When we bought our home almost six years ago, one of the things that I loved was the yard with its cute little white picket fence and simple but pretty landscaping. During our first spring in the house, we were surprised almost daily by the flowers and plants that would pop up and beautify our outdoors.
My two favorites were easily the gorgeous coral-colored roses that flourished beneath and up to my kitchen window and the huge butterfly bush that took up at least a third of the space in the flower bed along our side back fence. They were beautiful! I could look out the kitchen window, past my lovely roses and the birds perched among them, and watch the butterflies and hummingbirds flitting around from one blossom to the next on that big butterfly bush. They were the crowning glory of our backyard, and I looked forward to their blooming every spring. *Happy sigh*
But then… Grrr. Two winters ago it got really cold. I mean, it does that here every winter, but this time it got really, really cold. Stupidly cold. Horribly, stupidly cold.
And when spring came around, and all of God’s creation came back to life in a glorious display of color and sweet smells and amazingness, my fabulous roses and my ginormous butterfly bush did not. There were a few short, little offshoots that bloomed meekly at the base of both plants, but nothing like the grand display we were used to.

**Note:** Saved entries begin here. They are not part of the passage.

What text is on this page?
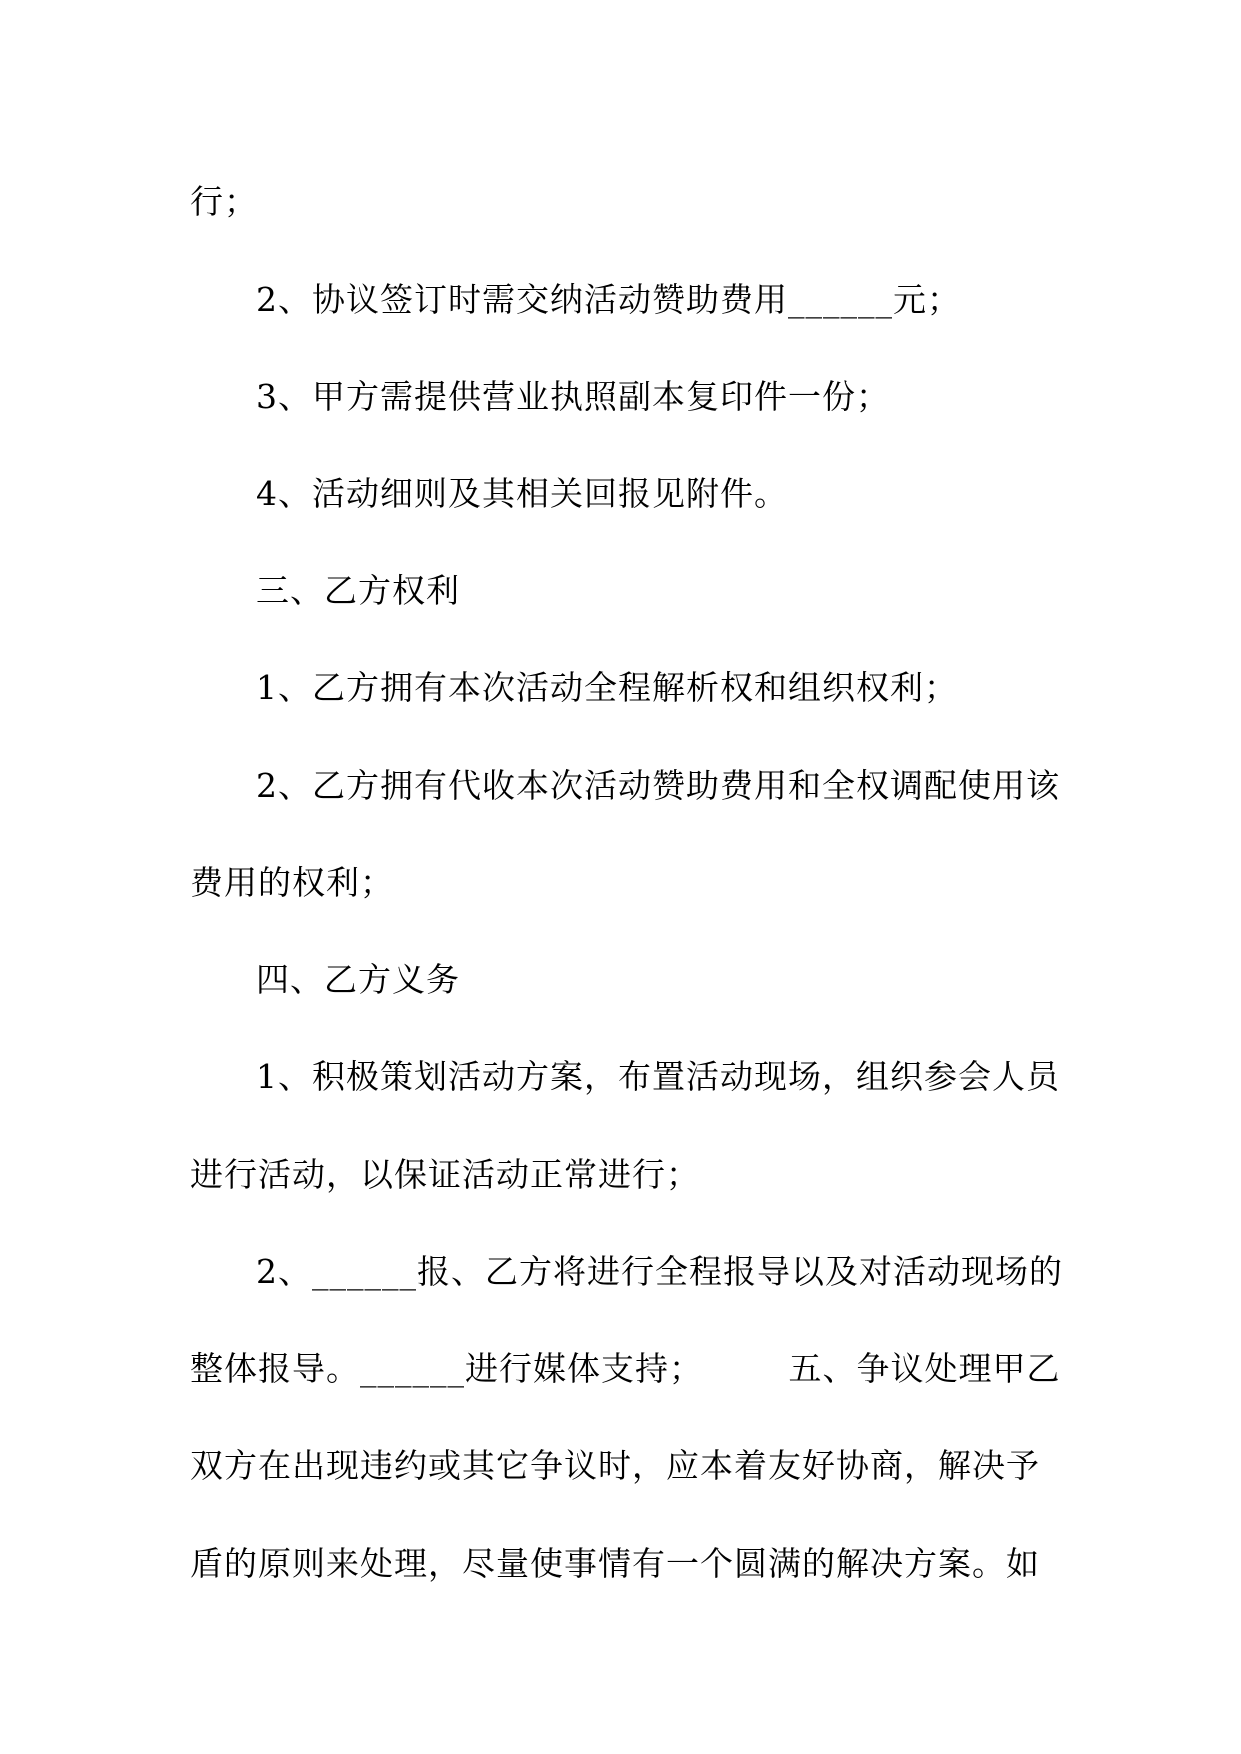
行；
2、协议签订时需交纳活动赞助费用______元；
3、甲方需提供营业执照副本复印件一份；
4、活动细则及其相关回报见附件。
三、乙方权利
1、乙方拥有本次活动全程解析权和组织权利；
2、乙方拥有代收本次活动赞助费用和全权调配使用该
费用的权利；
四、乙方义务
1、积极策划活动方案，布置活动现场，组织参会人员
进行活动，以保证活动正常进行；
2、______报、乙方将进行全程报导以及对活动现场的
整体报导。______进行媒体支持；　　　五、争议处理甲乙
双方在出现违约或其它争议时，应本着友好协商，解决予
盾的原则来处理，尽量使事情有一个圆满的解决方案。如
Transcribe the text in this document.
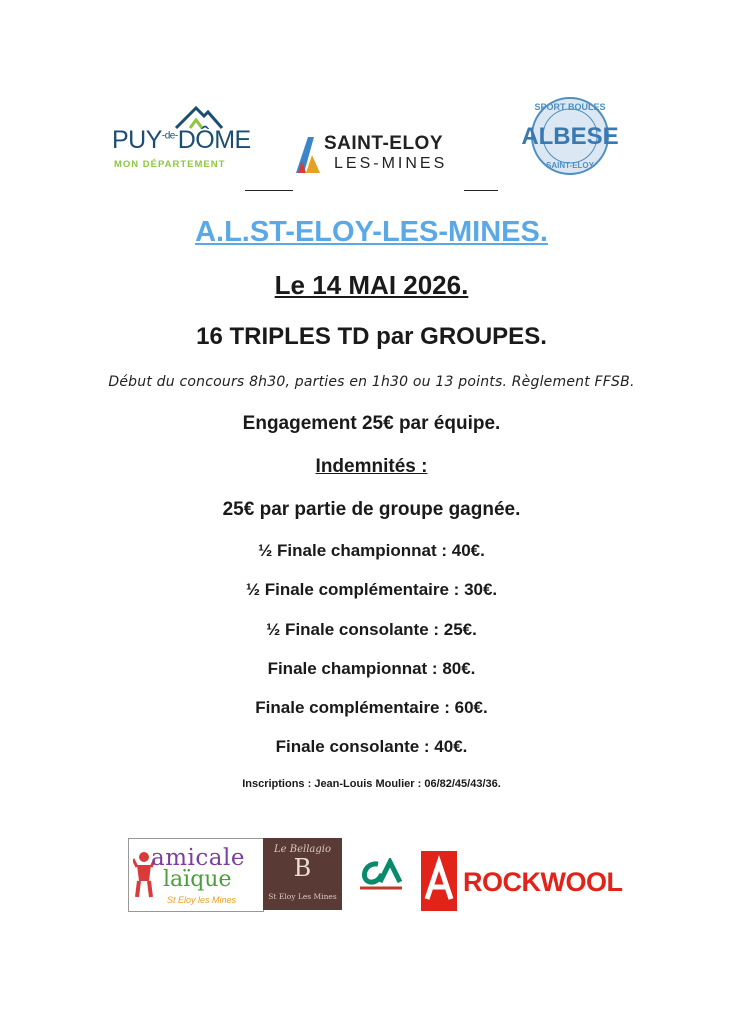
$PUY^{-de-}DÔME$
MON DÉPARTEMENT
SAINT-ELOY
LES-MINES
SPORT BOULES
ALBESE
SAINT-ELOY
A.L.ST-ELOY-LES-MINES.
Le 14 MAI 2026.
16 TRIPLES TD par GROUPES.
Début du concours 8h30, parties en 1h30 ou 13 points. Règlement FFSB.
Engagement 25€ par équipe.
Indemnités :
25€ par partie de groupe gagnée.
½ Finale championnat : 40€.
½ Finale complémentaire : 30€.
½ Finale consolante : 25€.
Finale championnat : 80€.
Finale complémentaire : 60€.
Finale consolante : 40€.
Inscriptions : Jean-Louis Moulier : 06/82/45/43/36.
amicale
laïque
St Eloy les Mines
Le Bellagio
B
St Eloy Les Mines	ROCKWOOL
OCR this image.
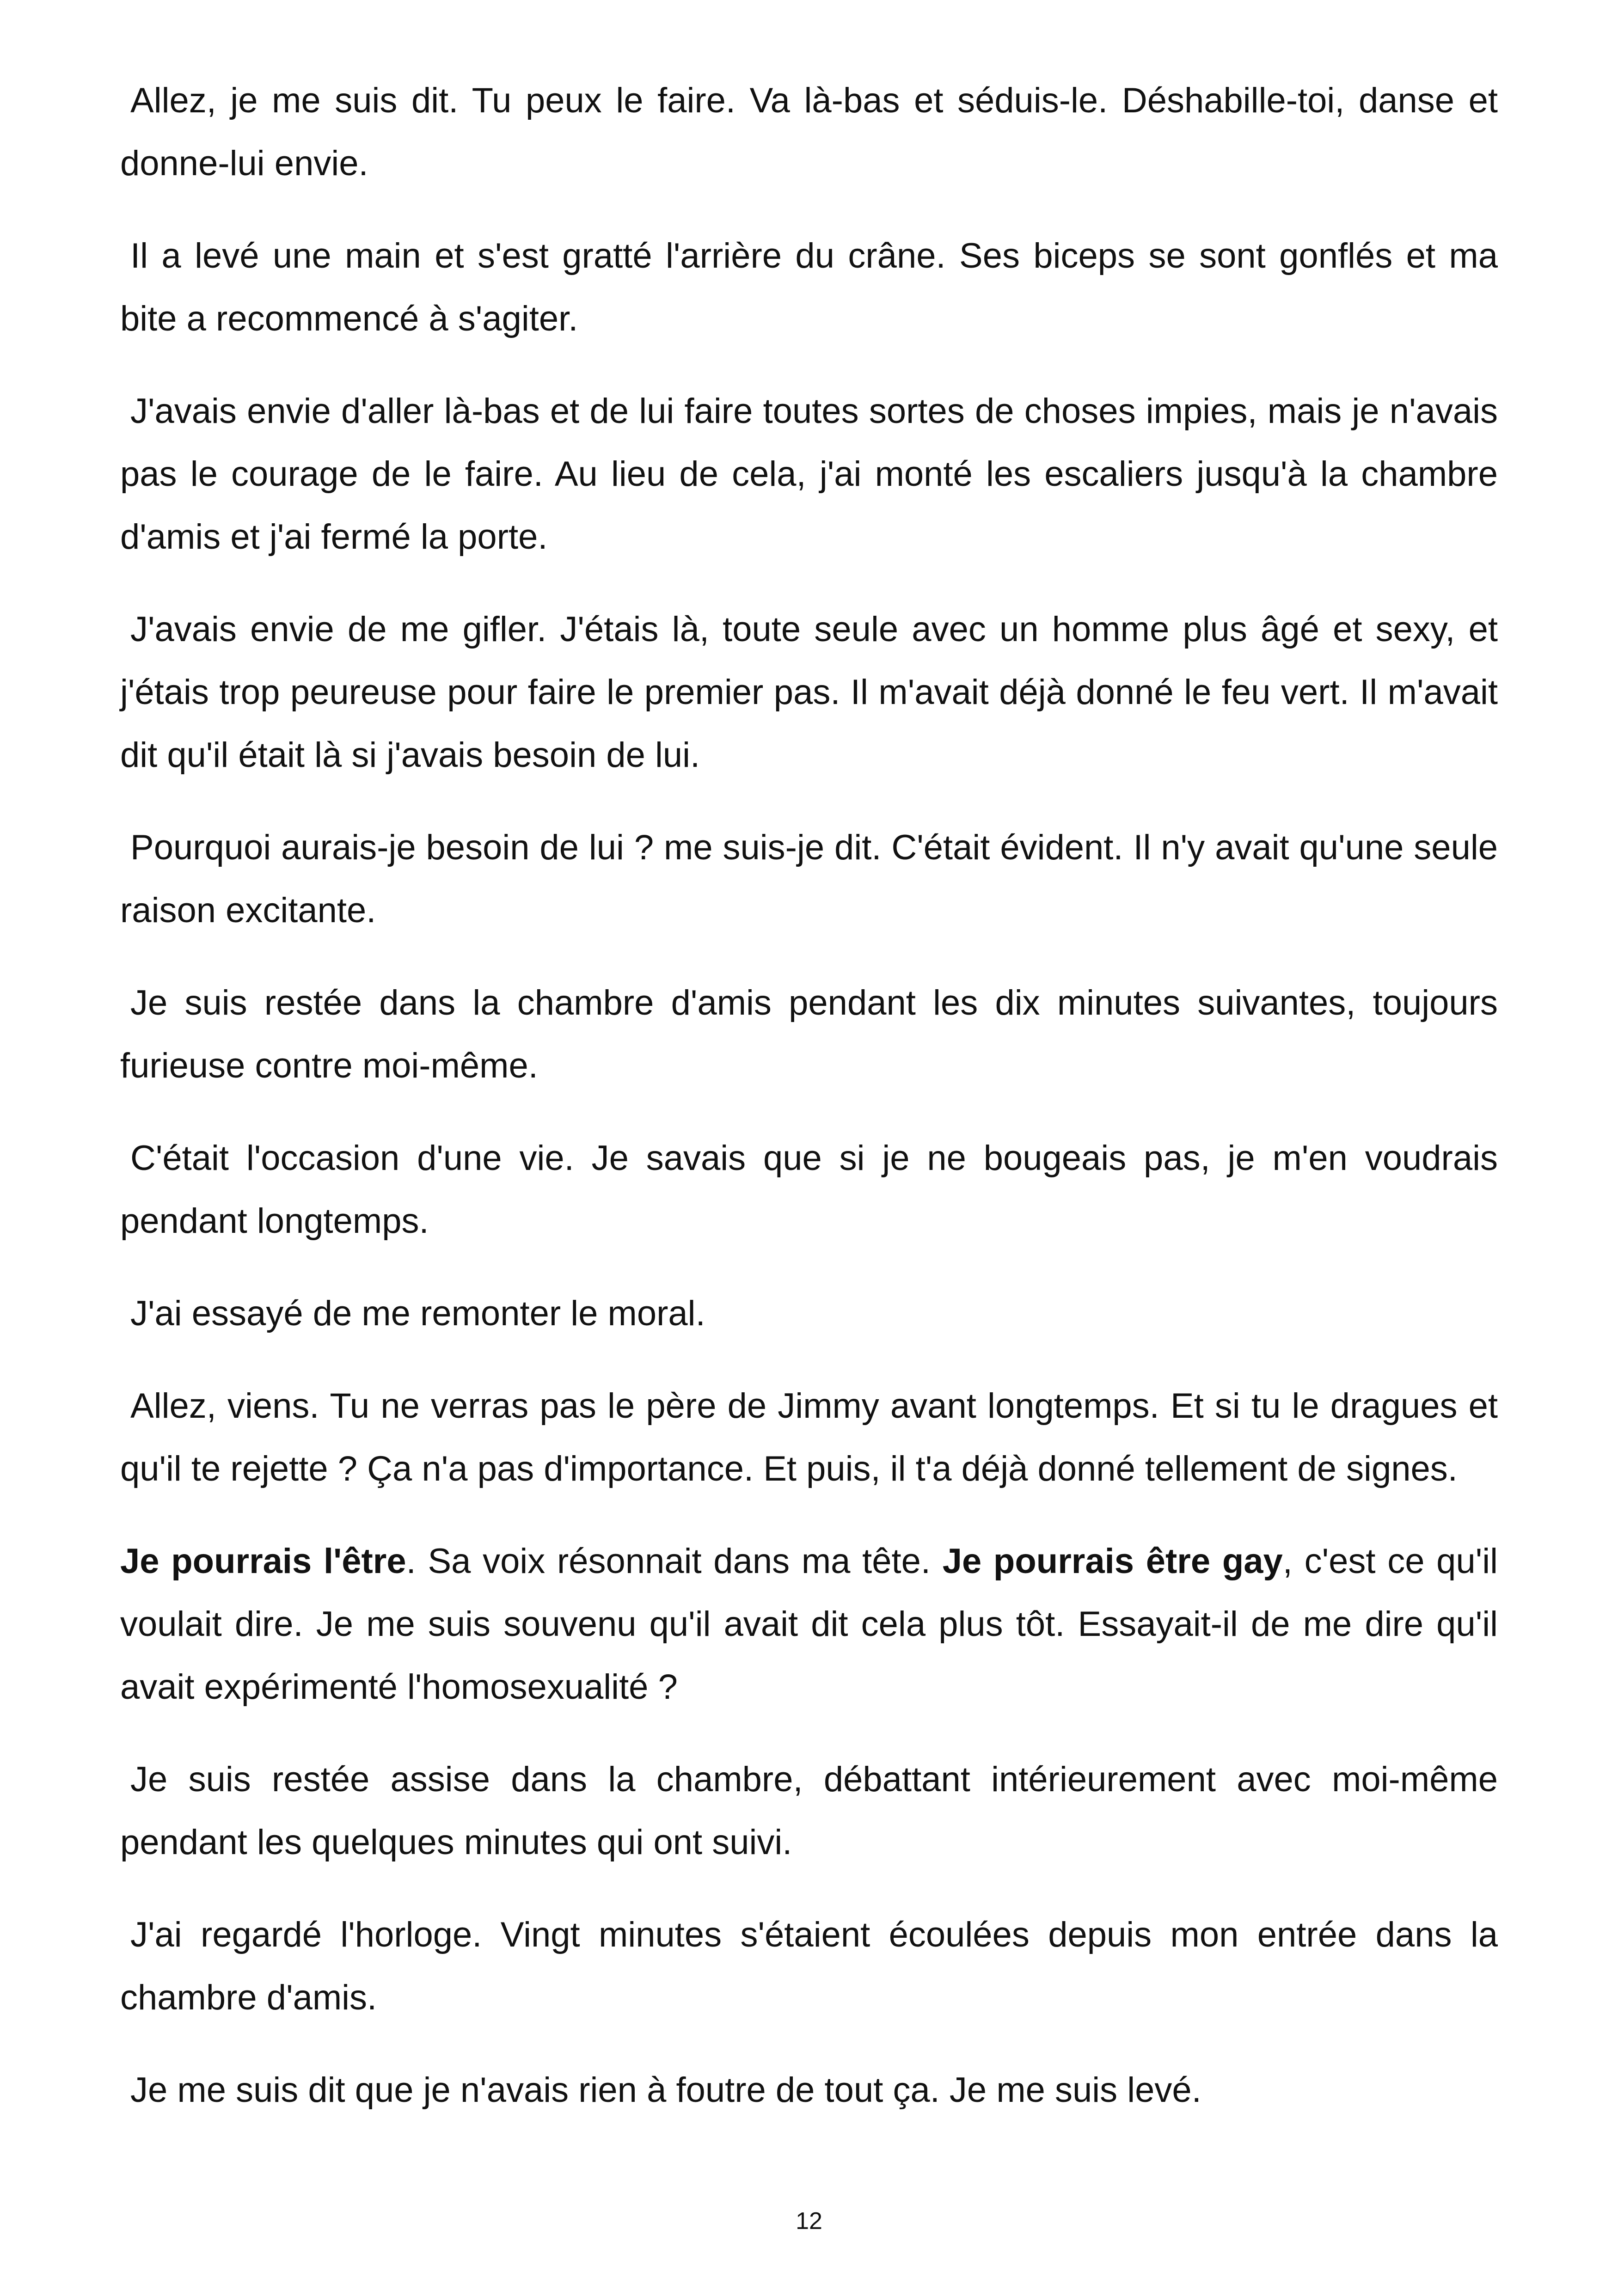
Allez, je me suis dit. Tu peux le faire. Va là-bas et séduis-le. Déshabille-toi, danse et donne-lui envie.

Il a levé une main et s'est gratté l'arrière du crâne. Ses biceps se sont gonflés et ma bite a recommencé à s'agiter.

J'avais envie d'aller là-bas et de lui faire toutes sortes de choses impies, mais je n'avais pas le courage de le faire. Au lieu de cela, j'ai monté les escaliers jusqu'à la chambre d'amis et j'ai fermé la porte.

J'avais envie de me gifler. J'étais là, toute seule avec un homme plus âgé et sexy, et j'étais trop peureuse pour faire le premier pas. Il m'avait déjà donné le feu vert. Il m'avait dit qu'il était là si j'avais besoin de lui.

Pourquoi aurais-je besoin de lui ? me suis-je dit. C'était évident. Il n'y avait qu'une seule raison excitante.

Je suis restée dans la chambre d'amis pendant les dix minutes suivantes, toujours furieuse contre moi-même.

C'était l'occasion d'une vie. Je savais que si je ne bougeais pas, je m'en voudrais pendant longtemps.

J'ai essayé de me remonter le moral.

Allez, viens. Tu ne verras pas le père de Jimmy avant longtemps. Et si tu le dragues et qu'il te rejette ? Ça n'a pas d'importance. Et puis, il t'a déjà donné tellement de signes.

Je pourrais l'être. Sa voix résonnait dans ma tête. Je pourrais être gay, c'est ce qu'il voulait dire. Je me suis souvenu qu'il avait dit cela plus tôt. Essayait-il de me dire qu'il avait expérimenté l'homosexualité ?

Je suis restée assise dans la chambre, débattant intérieurement avec moi-même pendant les quelques minutes qui ont suivi.

J'ai regardé l'horloge. Vingt minutes s'étaient écoulées depuis mon entrée dans la chambre d'amis.

Je me suis dit que je n'avais rien à foutre de tout ça. Je me suis levé.

12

At first, I was hopeful that they were just slow in waking up, maybe pouting over the bitter winter that they’d endured.
Only they hadn’t endured. They’d died.
It took my sweet grandma visiting and point-blank telling me that my roses were dead for me to realize that they weren’t coming back – that and watching the sad, dry branches of my two favorite plants sit there, barren and ugly all season long, right through summer and far into fall.
It was just plain sad.
So this spring, once new growth started to show everywhere else, I had my husband take the saw to the dead, brittle branches of my once-delightful butterfly bush and the thorny brown remains of my roses. Some parts didn’t even need to be cut, just shoved. The dead pieces cracked off clear down to the base.
When we were done, the backyard looked empty and bare.
Looking out my window, I missed them, even as the dead plants they had been in the end. In the spot where my butterfly bush had reigned for years, there was only one skinny little green limb left standing. The roses fared better, with a remnant of maybe six or seven shoots to continue on this year.
I sent my mom a picture of the emptiness, and she replied, “If they still have life in them, they will grow really well.”
And I know she’s right. I knew that last year, when we first realized they weren’t going to make it, but I just didn’t want to let go of what they had been.
Silly, isn’t it, to hold onto something dead instead of embracing and nurturing the new life that is there? (Yeah, there’s a lesson here among brittle, breaking branches and fruitless limbs…God’s good like that.)
How many times do we do that in life, and with much bigger issues than a plant in the backyard?
God wants us to grow, continuously. To become more and more like Him. To let go of the things that are fruitless, dead, and honestly, downright ugly. Of course, change is never totally fun. Letting go of something that was once great (or seemed great) is hard.
But do we really want to allow it to take up a place in our life when there is something new and vibrant ready to grow in its place?
When we let God remove those decaying things from our life, you might think it will feel emptier, in a way, just like my backyard looks to me now. Loosing relationships, changing habits, sacrificing whatever God has asked – it WILL feel different than before. But that’s a good thing.
Sure my yard might look emptier, but it also looks healthier than it did, even somewhat larger. Everything that’s left is growing and green. And now I have hope for the future growth that will come where once all I could see was death and the past.
Isaiah 43:18 & 19 says, “Do not remember the former things, nor consider the things of old. Behold, I will do a new thing, now it shall spring forth; shall you not know it? I will even make a road in the wilderness and rivers in the desert.”
Whatever God is calling you to let go of, do it. Make room for and embrace the new. Look forward with hope to what He wants to spring forth in your life.
From my window, a single thriving bloom is much more beautiful than an entire shrubbery of lifelessness.